Teaching is difficult because Darwin’s evolutionary theory of “survival of the fittest” has never been truer than in public education today. I must adapt to and master changes to my standards, how students are tested, and how I am evaluated. This would be much easier if I had the same group of students year after year, but that’s mostly an impossibility. Accomplishing this feat with a brand new group of people that I literally just met and adapting to their interests and their needs requires an utmost attention to detail. Teachers must efficiently adapt to their environments, or quickly find themselves both ineffective and irrelevant. I must also help my colleagues fight off predators who wish to steal public education’s most valuable resource--money. This fight is frustratingly unending but entirely worth it because I love my students, and they need someone in their corner fighting for them.
When I come home exhausted in the afternoons, please understand that the source of the exhaustion (at least for me) is occasionally physical, but mostly mental. I literally make hundreds of crucial and not-so-crucial decisions every single day. Then, once I'm home, there’s the mental journey to prepare for the next day and do it all over again. Please forgive me when I sit in line at the fast food restaurant and take five minutes to decide what I want to eat. Sometimes, I'm just over making any more decisions.

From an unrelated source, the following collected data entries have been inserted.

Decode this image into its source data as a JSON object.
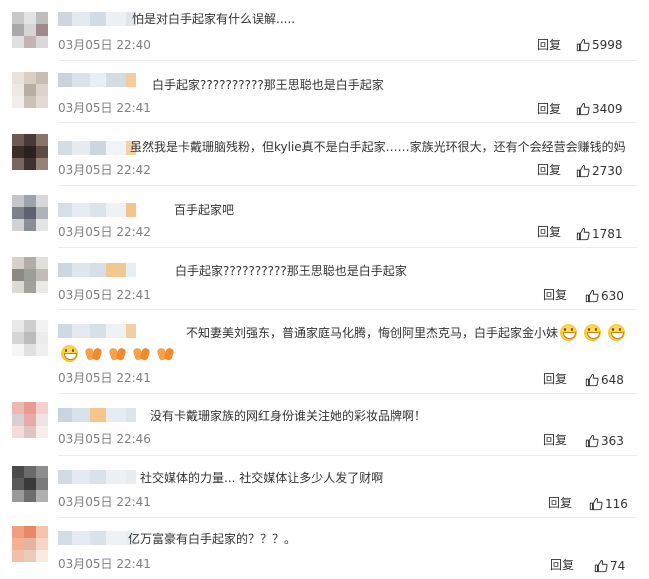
{
  "comments": [
    {
      "text": "怕是对白手起家有什么误解.....",
      "time": "03月05日 22:40",
      "reply": "回复",
      "likes": "5998",
      "avatar": [
        "#c8c8c8",
        "#e3e3e3",
        "#bdbdbd",
        "#a9a9a9",
        "#d6d6d6",
        "#9e8a8a",
        "#e0e0e0",
        "#c4b4b4",
        "#dadada"
      ],
      "name_colors": [
        "#cfd6de",
        "#e4e9ee",
        "#d2dce4",
        "#eef1f4",
        "#dfe5ea"
      ]
    },
    {
      "text": "白手起家??????????那王思聪也是白手起家",
      "time": "03月05日 22:41",
      "reply": "回复",
      "likes": "3409",
      "avatar": [
        "#e9e3dc",
        "#d9cfc4",
        "#c7bdb2",
        "#efe9e3",
        "#b9aea3",
        "#dcd4cc",
        "#f2eeea",
        "#cbc2b8",
        "#e2dbd3"
      ],
      "name_colors": [
        "#c9d3dd",
        "#dbe3ea",
        "#e8eef3",
        "#d3dbe3",
        "#f4cc9c"
      ]
    },
    {
      "text": "虽然我是卡戴珊脑残粉，但kylie真不是白手起家……家族光环很大，还有个会经营会赚钱的妈",
      "time": "03月05日 22:42",
      "reply": "回复",
      "likes": "2730",
      "avatar": [
        "#6e5a52",
        "#4a3a36",
        "#8a7468",
        "#3b2d2a",
        "#2a201e",
        "#5c4a44",
        "#7a6660",
        "#403230",
        "#968276"
      ],
      "name_colors": [
        "#d4dce4",
        "#e6ebf0",
        "#cdd6df",
        "#f1f4f7",
        "#f5d2a6"
      ]
    },
    {
      "text": "百手起家吧",
      "time": "03月05日 22:42",
      "reply": "回复",
      "likes": "1781",
      "avatar": [
        "#c4c6cc",
        "#9ea2aa",
        "#d6d8dc",
        "#7c808a",
        "#5e6270",
        "#aeb2ba",
        "#d0d2d6",
        "#8a8e98",
        "#e2e4e6"
      ],
      "name_colors": [
        "#d6dee6",
        "#e6ecf1",
        "#dce3ea",
        "#eef2f5",
        "#f3c48e"
      ]
    },
    {
      "text": "白手起家??????????那王思聪也是白手起家",
      "time": "03月05日 22:41",
      "reply": "回复",
      "likes": "630",
      "avatar": [
        "#d4d0cc",
        "#b0aca6",
        "#e2deda",
        "#8c8882",
        "#9aa096",
        "#c0bcb6",
        "#dedad6",
        "#a4a09a",
        "#ece8e4"
      ],
      "name_colors": [
        "#cdd7e0",
        "#dfe6ec",
        "#d6dee6",
        "#f0c890",
        "#e9eef2"
      ]
    },
    {
      "text": "不知妻美刘强东，普通家庭马化腾，悔创阿里杰克马，白手起家金小妹",
      "time": "03月05日 22:41",
      "reply": "回复",
      "likes": "648",
      "avatar": [
        "#e8e8e8",
        "#cfcfcf",
        "#f2f2f2",
        "#d6d6d6",
        "#bcbcbc",
        "#ececec",
        "#f6f6f6",
        "#e0e0e0",
        "#f0f0f0"
      ],
      "name_colors": [
        "#d0d9e2",
        "#e3e9ee",
        "#d8e0e7",
        "#eef2f5",
        "#f2cea0"
      ]
    },
    {
      "text": "没有卡戴珊家族的网红身份谁关注她的彩妆品牌啊！",
      "time": "03月05日 22:46",
      "reply": "回复",
      "likes": "363",
      "avatar": [
        "#f0b8b4",
        "#e89a94",
        "#f6d0cc",
        "#d8d0d0",
        "#e8aaa6",
        "#efe4e4",
        "#f4dcd8",
        "#e0c4c0",
        "#faeeec"
      ],
      "name_colors": [
        "#c8d4e0",
        "#d8e2ea",
        "#f3c68c",
        "#e6ecf1",
        "#dde4ea"
      ]
    },
    {
      "text": "社交媒体的力量... 社交媒体让多少人发了财啊",
      "time": "03月05日 22:41",
      "reply": "回复",
      "likes": "116",
      "avatar": [
        "#4a4a4a",
        "#6a6a6a",
        "#8e8e8e",
        "#5a5a5a",
        "#3a3a3a",
        "#7a7a7a",
        "#9a9a9a",
        "#6e6e6e",
        "#b0b0b0"
      ],
      "name_colors": [
        "#d2dae2",
        "#e4eaef",
        "#dae1e8",
        "#edf1f4",
        "#e8edf1"
      ]
    },
    {
      "text": "亿万富豪有白手起家的？？？。",
      "time": "03月05日 22:41",
      "reply": "回复",
      "likes": "74",
      "avatar": [
        "#f0a080",
        "#e88864",
        "#f6c4ac",
        "#f4b090",
        "#e4b4a0",
        "#f8d4c4",
        "#f2c0a8",
        "#eccab8",
        "#faeadf"
      ],
      "name_colors": [
        "#d4dce4",
        "#e5ebf0",
        "#dbe2e9",
        "#eef2f5",
        "#e9eef2"
      ]
    }
  ],
  "row6_emojis": [
    "smile-emoji",
    "smile-emoji",
    "smile-emoji",
    "smile-emoji",
    "clap-emoji",
    "clap-emoji",
    "clap-emoji",
    "clap-emoji"
  ],
  "colors": {
    "time": "#808080",
    "text": "#333333",
    "separator": "#ececec"
  }
}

Spouses, I want you to know that teachers need and deeply appreciate your support. We need you there to listen when we've had a frustrating day; we need your help around the house while we're evaluating papers and busy saving the world; sometimes, we need you help setting up our classrooms at the beginning of the year. No one else can support us like you can and, even though we don't always say it, from the bottom of our hearts, we thank you. I'm extremely lucky to have a wife who understands all this, and I especially want to thank you for being my rock.